All of our paid plans offer a different number of requests. This is one of the most common metrics you should care about.
What are they and why should you care?
When you are using our free plugin, all attacks are absorbed by your site’s resources. If you are on a shared hosting with GoDaddy or even a managed one or a VPS, your hosting has to use its own resources to process the requests coming from those attacks. Sometimes it can translate into your site running slow or going offline completely.

In fact, this is the most common reason for your site’s slowness because your hosting provider doesn’t have an infrastructure to deflect brute-force attacks. Some do offer DDoS protection, but that’s a different type of service and they normally charge a lot of money for as it puts a huge stress on their infrastructure.
Here’s what a typical WordPress setup looks like:

On this diagram, there is nothing to protect your web and database servers from attacks. Our cloud app extends your infrastructure to work with Amazon’s unlimited resources. It handles the dangerous IP lookups and copies some of your data (related to the plugin) into a server-less data structure on Amazon that’s similar to a database.

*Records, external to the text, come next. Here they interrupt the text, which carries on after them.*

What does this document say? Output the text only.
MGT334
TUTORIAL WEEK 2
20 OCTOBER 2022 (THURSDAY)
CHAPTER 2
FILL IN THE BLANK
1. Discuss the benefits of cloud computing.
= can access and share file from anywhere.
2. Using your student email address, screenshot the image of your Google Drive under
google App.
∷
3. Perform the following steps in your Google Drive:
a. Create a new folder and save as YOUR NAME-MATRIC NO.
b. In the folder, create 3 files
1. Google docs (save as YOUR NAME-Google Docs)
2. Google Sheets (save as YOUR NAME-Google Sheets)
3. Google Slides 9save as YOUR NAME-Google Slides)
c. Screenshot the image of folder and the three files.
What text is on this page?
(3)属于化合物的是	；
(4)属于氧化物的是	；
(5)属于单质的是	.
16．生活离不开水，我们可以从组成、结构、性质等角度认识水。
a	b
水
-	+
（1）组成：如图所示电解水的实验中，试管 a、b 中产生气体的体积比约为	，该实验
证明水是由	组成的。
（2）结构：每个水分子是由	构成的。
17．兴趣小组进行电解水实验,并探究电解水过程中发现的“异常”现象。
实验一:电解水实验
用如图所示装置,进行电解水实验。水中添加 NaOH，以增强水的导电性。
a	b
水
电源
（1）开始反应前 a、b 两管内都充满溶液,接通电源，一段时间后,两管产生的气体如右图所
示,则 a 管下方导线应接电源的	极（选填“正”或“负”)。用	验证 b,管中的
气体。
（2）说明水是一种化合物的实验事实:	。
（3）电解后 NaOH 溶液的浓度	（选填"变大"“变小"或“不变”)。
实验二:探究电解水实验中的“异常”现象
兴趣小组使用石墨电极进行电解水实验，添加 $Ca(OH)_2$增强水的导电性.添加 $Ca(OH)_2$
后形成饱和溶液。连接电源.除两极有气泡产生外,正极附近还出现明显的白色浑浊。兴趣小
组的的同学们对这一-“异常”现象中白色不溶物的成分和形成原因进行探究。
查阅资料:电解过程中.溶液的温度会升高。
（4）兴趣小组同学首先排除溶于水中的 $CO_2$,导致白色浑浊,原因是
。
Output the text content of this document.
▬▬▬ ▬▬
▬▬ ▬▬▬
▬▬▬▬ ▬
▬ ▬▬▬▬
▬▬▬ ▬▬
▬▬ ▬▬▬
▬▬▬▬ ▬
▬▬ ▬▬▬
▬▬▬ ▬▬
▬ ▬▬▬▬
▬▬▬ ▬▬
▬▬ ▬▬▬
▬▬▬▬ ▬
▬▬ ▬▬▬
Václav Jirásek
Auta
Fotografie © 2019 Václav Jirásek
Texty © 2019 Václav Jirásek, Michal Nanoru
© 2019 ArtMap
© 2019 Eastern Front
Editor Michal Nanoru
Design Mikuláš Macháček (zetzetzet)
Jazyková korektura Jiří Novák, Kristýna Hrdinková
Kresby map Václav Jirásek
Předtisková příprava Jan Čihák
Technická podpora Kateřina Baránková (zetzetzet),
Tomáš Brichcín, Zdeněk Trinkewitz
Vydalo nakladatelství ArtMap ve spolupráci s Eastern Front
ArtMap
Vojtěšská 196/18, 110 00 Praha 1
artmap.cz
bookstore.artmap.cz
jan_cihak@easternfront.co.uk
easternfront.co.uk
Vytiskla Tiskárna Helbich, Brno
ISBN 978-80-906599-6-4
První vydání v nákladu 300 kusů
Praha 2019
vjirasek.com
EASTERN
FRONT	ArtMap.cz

The requests are then made without disturbing your database but you have a limited amount of them because they do consume CPU and memory resources of our Amazon infrastructure. Each login attempt can “eat” up 1 to 2 requests. It all depends if the IP is known or not.
We’ve determined that 100K requests per month is sufficient for a site with traffic under 100 visitors per day. As the site becomes more popular 200K or 300K might be needed.
Our wonderful selection of packages allows you to pick the one that will work for you! Or you can purchase additional ones in packages of 100K. Happy defending!